A Letter to the Faces Behind the Counter

You are turning over chicken wings when I first notice you.

It is just past seven at Old Airport Road Food Centre, and the ceiling fans are pushing warm air down onto the tables. The light here is the kind that flattens everything, fluorescent and tired, but it catches the edge of your apron and the small movements of your hands. You do not look up. You are listening to the grill more than to the crowd.

I lift the camera slowly. I never want the first thing you feel from me to be a lens.

There is a softness in how you work that the noise around us hides. You wipe the counter without thinking. You slide a plate forward before the customer asks. You know the regulars by the way they stand, and you start their order before they reach you. These are not gestures made for a photograph. They are the gestures of years, repeated until they became a kind of language.

I think about how rarely we look at the people who feed us.

We remember the dishes. The char kway teow at the corner stall. The bowl of fishball noodles that tasted like a Sunday from childhood. But the hands that made them stay just outside the frame, half hidden behind steam and the metal lip of the counter. We taste the food and forget the face.

Through the viewfinder, I watch an auntie two stalls down ladle laksa into a bowl. Her wrist turns the same way it has turned for a long time. The orange broth catches the light for a second, and then she is already reaching for the next bowl. She does not pause. The work does not allow pausing.

I press the shutter once, quietly, and lower the camera.

I do not photograph your face. Not yet. It feels too soon, like reaching for something that has not been offered. Instead I keep the lens on your hands, on the tongs, on the smoke rising thin and gray between us. There is more truth there than in any portrait I could take tonight.

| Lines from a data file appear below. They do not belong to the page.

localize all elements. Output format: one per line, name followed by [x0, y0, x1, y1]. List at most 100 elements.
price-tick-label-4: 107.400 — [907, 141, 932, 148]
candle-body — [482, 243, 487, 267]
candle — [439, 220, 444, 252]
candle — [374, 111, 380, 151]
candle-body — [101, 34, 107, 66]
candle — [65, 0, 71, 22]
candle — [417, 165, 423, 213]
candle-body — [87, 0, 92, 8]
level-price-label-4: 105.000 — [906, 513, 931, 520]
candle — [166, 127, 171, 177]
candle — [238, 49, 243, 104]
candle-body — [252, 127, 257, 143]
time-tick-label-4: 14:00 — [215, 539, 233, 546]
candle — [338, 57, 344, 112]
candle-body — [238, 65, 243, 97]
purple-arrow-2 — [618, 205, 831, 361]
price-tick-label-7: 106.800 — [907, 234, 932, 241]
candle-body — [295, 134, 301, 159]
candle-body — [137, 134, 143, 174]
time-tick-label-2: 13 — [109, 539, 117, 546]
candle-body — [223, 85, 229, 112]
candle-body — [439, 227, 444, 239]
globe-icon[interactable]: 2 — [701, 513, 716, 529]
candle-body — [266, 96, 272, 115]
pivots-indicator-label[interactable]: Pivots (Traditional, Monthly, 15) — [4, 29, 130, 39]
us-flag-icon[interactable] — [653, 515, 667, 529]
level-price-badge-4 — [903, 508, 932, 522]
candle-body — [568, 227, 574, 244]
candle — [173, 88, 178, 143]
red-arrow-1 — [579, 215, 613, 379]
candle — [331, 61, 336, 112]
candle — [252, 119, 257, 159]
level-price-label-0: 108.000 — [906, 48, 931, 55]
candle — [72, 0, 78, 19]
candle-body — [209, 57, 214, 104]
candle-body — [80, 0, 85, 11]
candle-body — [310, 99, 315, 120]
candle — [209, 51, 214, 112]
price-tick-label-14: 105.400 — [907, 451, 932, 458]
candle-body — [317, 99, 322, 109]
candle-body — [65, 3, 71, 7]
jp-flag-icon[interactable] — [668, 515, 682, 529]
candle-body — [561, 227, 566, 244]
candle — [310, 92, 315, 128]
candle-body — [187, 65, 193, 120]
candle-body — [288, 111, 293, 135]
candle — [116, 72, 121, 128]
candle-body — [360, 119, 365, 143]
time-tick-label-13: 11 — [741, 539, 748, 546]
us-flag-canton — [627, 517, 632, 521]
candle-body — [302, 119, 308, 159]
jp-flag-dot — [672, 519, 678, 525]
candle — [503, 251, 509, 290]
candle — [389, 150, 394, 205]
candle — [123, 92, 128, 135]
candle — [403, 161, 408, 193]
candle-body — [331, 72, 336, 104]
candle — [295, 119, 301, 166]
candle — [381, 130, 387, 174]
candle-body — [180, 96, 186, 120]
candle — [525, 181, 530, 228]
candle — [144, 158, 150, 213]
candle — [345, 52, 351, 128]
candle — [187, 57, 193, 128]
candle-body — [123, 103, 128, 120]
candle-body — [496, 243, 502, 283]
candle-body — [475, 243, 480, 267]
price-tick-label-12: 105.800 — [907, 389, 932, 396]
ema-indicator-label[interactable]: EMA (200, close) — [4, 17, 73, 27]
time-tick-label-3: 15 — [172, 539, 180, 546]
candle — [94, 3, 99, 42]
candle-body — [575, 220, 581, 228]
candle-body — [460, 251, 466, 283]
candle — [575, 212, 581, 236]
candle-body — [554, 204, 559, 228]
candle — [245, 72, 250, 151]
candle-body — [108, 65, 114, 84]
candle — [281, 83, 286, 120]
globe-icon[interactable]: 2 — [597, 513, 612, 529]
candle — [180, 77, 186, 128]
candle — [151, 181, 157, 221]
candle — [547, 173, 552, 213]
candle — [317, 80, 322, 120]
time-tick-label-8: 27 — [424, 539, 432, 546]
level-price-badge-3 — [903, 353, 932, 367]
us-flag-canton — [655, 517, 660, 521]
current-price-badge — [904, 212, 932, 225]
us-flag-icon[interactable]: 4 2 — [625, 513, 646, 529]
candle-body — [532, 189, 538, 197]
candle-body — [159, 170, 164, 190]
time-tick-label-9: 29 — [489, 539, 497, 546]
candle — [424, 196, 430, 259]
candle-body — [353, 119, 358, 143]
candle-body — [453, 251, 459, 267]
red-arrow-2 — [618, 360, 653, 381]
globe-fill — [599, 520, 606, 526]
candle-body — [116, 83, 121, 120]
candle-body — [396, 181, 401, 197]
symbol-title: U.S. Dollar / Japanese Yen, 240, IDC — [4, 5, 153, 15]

A young couple sits down near me with their wings and a plate of satay. They eat without looking up, talking softly. They will not remember you tomorrow. But you fed them, and that small act became part of their evening without either of them noticing.

This is the quiet work that holds a city together.

The grill hisses. You turn the wings again. The char deepens, and the smell folds into the warm air around the tables.

I want to leave you something more than a photograph. A thank you, maybe, though I never say it out loud. So I write it here instead, in the only way I know how.

To the faces behind the counter. To the hands that move without being watched. I see you, even when the city looks past you.

I gather my things and step back into the noise, carrying one frame and a quiet kind of gratitude.